By Charles Pekow
Tuition isn’t the only skyrocketing cost for students. The cost of textbooks has been accelerating much faster than the rate of inflation in the last 20 years –— even more than the cost of tuition.
Textbook costs have risen an average of 6 percent a year since 1986, nearly tripling, while tuition and fees increased 240 percent over the period and overall inflation totaled 72 percent, according to “Enhanced Offerings Appear to Drive Recent Price Increases,” a recent report from the Government Accountability Office.
GAO attributes a large share of textbook price increases to the costs of auxiliary products accompanying them such as CD-ROMs. The new and used textbook market accounted for more than $6 billion in the United States last year, according to the National Association of College Stores.
The costs of textbooks and supplies hit students at public two-year schools hardest proportionally, since they are more likely to be low-income and attend schools with the lowest tuition. During the last academic year, full-time public community college students spent an average of $886 on supplies, about 72 percent of the cost of attendance.
Colleges may turn to adjunct faculty to save money — but doing so increases costs in another way. GAO reported that “publishers we spoke with cited increases in part-time faculty who need additional teaching support as a key factor that has increased demand for instructional supplements.”
Publishers are also revising texts and related materials more frequently than they used to, so students can’t buy used editions to save money or sell them to recoup some of their costs.
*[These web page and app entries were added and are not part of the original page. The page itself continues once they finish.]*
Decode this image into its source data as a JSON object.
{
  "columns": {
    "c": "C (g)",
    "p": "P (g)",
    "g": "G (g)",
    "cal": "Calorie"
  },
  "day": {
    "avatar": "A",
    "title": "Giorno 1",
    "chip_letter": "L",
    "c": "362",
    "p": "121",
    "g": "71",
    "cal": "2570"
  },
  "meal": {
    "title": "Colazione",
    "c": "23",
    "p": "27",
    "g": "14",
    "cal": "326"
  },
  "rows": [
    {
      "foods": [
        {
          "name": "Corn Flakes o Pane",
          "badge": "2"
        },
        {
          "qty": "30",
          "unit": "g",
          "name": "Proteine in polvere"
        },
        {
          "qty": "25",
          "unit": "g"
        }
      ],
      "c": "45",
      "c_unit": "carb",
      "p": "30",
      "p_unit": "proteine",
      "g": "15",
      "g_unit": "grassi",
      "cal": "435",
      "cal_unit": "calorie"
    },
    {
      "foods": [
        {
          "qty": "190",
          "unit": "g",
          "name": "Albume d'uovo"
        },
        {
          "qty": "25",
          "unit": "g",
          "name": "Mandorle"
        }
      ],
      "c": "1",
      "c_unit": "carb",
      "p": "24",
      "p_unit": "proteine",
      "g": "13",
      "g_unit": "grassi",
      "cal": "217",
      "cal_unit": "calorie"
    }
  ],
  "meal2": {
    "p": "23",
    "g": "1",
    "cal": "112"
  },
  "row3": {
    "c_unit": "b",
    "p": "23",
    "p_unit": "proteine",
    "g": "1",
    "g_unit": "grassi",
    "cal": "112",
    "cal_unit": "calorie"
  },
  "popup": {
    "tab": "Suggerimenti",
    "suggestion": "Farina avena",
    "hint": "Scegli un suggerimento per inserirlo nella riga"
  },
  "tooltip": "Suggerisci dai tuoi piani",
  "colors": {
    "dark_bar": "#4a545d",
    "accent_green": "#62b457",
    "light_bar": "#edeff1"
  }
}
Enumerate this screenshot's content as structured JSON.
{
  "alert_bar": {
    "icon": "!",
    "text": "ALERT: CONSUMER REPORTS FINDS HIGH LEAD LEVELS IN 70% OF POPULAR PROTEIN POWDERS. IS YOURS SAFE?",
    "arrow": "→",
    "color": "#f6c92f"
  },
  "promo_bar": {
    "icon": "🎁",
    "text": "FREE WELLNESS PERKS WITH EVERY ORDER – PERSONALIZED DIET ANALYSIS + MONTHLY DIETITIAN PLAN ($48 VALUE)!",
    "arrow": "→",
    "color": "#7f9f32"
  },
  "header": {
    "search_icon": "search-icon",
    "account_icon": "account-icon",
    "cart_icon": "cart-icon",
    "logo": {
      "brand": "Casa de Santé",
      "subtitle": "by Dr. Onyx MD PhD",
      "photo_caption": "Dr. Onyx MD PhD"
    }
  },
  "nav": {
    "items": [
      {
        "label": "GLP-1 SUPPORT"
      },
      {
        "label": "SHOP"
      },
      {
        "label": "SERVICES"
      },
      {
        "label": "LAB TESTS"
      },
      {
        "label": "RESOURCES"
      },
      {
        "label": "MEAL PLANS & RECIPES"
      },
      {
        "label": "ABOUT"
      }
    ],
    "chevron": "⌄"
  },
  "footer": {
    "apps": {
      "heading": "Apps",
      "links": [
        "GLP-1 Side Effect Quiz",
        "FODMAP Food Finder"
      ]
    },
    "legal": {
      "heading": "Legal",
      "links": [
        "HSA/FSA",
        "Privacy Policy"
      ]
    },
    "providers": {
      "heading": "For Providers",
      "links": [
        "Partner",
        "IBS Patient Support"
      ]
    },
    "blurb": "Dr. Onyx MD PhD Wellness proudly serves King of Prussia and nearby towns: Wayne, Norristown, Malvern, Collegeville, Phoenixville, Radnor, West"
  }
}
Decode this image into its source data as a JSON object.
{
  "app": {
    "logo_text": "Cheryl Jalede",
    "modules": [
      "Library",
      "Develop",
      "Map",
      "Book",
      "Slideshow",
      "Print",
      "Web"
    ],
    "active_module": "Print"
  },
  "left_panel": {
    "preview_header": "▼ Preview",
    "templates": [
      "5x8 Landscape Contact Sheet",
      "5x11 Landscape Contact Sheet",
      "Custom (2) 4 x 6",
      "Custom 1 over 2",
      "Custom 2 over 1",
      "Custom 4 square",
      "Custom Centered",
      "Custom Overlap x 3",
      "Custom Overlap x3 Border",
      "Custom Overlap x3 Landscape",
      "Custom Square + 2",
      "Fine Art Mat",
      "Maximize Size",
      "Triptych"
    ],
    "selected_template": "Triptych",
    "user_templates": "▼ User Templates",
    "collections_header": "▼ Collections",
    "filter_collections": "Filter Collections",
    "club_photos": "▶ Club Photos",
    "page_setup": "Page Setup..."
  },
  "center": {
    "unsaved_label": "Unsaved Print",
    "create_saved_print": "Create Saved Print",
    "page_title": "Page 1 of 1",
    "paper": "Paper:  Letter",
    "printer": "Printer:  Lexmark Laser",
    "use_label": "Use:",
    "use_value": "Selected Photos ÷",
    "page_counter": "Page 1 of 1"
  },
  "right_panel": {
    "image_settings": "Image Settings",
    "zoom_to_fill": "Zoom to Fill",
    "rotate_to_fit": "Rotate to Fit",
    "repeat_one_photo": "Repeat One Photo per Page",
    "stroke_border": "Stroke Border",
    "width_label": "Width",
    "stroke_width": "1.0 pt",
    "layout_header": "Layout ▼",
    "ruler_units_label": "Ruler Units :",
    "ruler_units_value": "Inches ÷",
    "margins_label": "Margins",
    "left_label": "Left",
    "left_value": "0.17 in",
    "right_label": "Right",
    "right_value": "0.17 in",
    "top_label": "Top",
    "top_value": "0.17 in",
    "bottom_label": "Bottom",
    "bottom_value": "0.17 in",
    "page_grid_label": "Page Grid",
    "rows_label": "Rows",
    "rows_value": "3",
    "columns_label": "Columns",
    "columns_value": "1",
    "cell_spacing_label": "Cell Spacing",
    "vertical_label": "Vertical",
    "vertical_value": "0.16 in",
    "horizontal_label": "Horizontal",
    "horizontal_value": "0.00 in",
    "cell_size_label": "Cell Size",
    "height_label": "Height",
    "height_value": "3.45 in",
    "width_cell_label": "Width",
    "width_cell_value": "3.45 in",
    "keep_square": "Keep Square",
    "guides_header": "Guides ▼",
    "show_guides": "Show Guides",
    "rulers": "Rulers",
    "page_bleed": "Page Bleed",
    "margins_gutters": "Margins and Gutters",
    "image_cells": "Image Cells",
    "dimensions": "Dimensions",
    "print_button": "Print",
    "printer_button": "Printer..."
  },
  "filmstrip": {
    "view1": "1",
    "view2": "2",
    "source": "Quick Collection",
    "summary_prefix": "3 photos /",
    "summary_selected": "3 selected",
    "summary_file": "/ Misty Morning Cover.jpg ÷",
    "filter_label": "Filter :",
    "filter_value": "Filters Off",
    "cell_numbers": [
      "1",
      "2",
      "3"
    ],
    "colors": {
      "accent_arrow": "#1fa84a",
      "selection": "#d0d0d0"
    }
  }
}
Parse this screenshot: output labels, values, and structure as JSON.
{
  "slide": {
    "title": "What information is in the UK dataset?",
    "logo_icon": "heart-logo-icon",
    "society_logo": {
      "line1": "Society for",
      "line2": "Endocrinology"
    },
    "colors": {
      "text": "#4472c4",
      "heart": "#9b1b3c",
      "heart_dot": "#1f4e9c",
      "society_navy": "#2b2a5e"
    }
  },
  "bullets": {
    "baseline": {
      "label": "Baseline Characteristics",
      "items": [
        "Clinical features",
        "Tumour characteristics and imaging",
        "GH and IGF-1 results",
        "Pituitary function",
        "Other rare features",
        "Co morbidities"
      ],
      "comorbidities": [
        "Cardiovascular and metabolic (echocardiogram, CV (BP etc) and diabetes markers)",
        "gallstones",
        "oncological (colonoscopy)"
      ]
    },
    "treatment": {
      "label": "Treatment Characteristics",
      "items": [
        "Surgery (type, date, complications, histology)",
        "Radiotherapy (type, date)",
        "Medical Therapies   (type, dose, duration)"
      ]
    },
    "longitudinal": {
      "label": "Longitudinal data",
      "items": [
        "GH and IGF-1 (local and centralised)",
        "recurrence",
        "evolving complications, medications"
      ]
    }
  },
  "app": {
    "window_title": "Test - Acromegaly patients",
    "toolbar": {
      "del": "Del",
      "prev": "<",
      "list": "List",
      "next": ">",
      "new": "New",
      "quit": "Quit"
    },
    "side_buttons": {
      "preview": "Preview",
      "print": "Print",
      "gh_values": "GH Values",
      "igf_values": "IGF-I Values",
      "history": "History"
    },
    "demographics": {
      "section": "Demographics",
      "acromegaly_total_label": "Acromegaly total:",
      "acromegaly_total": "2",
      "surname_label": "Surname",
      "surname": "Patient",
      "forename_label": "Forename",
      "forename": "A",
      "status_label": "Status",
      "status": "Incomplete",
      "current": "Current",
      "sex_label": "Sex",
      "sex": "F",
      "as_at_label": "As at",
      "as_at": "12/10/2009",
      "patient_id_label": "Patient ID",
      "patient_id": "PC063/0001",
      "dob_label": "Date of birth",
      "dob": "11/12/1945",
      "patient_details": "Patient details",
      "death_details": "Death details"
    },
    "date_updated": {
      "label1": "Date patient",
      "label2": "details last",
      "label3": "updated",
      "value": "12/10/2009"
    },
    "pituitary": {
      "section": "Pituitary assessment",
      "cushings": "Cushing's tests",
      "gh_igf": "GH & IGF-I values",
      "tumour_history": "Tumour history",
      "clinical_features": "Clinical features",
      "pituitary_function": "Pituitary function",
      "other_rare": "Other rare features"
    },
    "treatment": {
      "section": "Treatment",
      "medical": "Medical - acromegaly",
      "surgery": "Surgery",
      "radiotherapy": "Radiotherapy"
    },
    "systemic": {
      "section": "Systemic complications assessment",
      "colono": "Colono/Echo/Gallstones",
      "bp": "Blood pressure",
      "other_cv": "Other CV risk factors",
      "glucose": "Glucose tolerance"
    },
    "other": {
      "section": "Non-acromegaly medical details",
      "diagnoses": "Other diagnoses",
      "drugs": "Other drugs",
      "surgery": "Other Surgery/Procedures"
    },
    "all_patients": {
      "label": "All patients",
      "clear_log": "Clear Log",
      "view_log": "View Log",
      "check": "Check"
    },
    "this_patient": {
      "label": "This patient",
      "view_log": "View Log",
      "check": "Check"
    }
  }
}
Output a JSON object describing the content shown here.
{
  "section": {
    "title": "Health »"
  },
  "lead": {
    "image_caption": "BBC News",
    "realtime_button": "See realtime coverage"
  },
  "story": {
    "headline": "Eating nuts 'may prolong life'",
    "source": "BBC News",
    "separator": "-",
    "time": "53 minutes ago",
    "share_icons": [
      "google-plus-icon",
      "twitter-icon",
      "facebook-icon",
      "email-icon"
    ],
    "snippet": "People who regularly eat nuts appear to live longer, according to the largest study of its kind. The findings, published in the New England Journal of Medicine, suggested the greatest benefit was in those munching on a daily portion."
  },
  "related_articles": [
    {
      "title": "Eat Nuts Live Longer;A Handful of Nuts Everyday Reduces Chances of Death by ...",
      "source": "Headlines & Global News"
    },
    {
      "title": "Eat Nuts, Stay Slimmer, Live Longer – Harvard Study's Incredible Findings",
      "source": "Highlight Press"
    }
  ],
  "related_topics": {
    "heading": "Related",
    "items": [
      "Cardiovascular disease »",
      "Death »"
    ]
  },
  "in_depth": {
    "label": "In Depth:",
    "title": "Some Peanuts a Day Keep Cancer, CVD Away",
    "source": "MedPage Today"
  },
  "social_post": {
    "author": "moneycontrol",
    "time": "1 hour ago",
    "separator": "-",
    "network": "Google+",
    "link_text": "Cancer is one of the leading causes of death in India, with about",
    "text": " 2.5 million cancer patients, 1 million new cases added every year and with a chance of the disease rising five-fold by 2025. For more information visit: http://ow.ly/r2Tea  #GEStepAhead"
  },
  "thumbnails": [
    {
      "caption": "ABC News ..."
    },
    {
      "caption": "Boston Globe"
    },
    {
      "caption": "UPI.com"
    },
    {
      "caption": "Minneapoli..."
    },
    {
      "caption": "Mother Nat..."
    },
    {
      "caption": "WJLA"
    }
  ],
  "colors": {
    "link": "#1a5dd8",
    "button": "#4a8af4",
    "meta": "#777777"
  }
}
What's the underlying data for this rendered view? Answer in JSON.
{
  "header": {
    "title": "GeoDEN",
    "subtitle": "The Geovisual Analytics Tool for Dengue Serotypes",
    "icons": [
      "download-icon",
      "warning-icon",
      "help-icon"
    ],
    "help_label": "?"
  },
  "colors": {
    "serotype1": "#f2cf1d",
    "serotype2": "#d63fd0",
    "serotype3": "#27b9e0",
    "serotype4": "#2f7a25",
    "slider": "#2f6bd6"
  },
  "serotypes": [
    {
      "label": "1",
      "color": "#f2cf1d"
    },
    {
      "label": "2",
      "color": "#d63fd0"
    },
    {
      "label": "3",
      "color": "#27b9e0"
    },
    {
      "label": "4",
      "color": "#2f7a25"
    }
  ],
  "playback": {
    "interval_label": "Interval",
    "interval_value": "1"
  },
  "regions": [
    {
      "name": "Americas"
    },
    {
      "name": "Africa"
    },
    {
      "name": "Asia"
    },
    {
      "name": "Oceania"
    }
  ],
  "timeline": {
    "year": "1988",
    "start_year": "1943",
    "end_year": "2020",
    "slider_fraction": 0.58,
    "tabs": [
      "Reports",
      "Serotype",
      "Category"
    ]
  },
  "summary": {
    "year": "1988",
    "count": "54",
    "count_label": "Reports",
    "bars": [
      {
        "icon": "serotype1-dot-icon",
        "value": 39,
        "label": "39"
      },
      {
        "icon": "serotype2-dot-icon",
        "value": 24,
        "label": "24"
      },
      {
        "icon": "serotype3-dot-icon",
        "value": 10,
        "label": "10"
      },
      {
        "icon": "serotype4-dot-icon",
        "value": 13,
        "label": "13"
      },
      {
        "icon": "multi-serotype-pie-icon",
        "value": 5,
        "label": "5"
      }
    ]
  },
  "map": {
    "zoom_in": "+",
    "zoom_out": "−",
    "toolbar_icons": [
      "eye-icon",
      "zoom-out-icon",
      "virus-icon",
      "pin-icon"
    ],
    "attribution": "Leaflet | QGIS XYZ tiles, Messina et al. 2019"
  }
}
Revision cycles have decreased from an average of four to five years to three to four years over the last two decades.
Publishers also sometimes sell the same books overseas for less money, depending on market competitiveness in other lands. Publishers often restrict the number of texts that can be reimported into the United States so students can’t order more cheaply from abroad.
After the report’s release, Sen. Chuck Schumer, D-N.Y., introduced legislation referred to the Finance Committee that would permanently extend the college tuition tax deduction and extend it to the cost of textbooks.
Meanwhile, one publisher has announced it has come up with at least a partial solution to the high cost of texts. Kinetic Books Company of Seattle says it is providing “some relief for those struggling to balance quality education with insane textbook prices,” at least for physics classes. Kinetic announced what it calls “a comprehensive digital physics textbook that costs one-third the price of traditional print textbooks, and a suite of virtual labs that allow for more student involvement and experimentation.”
The digital text offsets high printing costs for its series of physics texts, the company says.